Weakness Across the Board
Real GDP has declined in all of the European countries shown below for the last quarter of 2012; and, all countries except Germany remain below the level of real GDP five years ago. German real GDP declined after relatively solid growth over the past several years. Real GDP in Spain and Italy is now actually lower than it was at the depths of the recession in 2009-2010.
Real private consumption expenditures have collapsed in Italy, Spain, and the Netherlands–about 6% below where they were in 2008. Capital formation has also seen a disheartening decline in all countries except the UK. While Germany had seen a comeback in gross capital formation, getting back to its 2008 pre-recession level in the middle of 2011, German capital formation is now 10% below that level.

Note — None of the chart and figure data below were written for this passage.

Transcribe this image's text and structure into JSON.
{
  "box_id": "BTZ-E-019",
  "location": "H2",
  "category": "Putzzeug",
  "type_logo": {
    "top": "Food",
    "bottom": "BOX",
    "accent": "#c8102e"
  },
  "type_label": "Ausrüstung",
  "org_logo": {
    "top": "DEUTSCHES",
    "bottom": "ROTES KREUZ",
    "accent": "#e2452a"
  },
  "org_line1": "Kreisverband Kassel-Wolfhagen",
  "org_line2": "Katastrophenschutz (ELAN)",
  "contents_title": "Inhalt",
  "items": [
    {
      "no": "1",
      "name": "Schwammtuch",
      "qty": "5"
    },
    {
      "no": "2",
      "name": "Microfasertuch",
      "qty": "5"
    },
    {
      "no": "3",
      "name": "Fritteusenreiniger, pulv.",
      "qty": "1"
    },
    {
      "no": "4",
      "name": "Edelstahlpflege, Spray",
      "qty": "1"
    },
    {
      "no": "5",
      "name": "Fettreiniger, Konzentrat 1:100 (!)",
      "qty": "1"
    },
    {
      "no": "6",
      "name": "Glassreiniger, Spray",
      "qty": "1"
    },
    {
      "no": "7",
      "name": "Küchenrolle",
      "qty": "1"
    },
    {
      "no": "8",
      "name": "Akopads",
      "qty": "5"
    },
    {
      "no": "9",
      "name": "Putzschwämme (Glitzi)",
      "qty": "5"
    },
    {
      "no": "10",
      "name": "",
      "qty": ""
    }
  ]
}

Despite contracting output across the Eurozone economies, there are no signs of (increased) turmoil in labor markets. The unemployment rate for Germany, Italy, and the UK maintained a slow downward trend. Spain’s unemployment rate decreased for the first time since the peak of the cycle. France and the Netherlands maintained a slow upward trend.
Spending Differences of Government
Government spending in both Italy and Spain have fallen considerably as has the U.S. In most of the other countries government final consumption expenditures continue to rise. However, as a fraction of GDP, government expenditure is approximately flat, except in the U.S., where it is falling and is now below its level since the previous peak.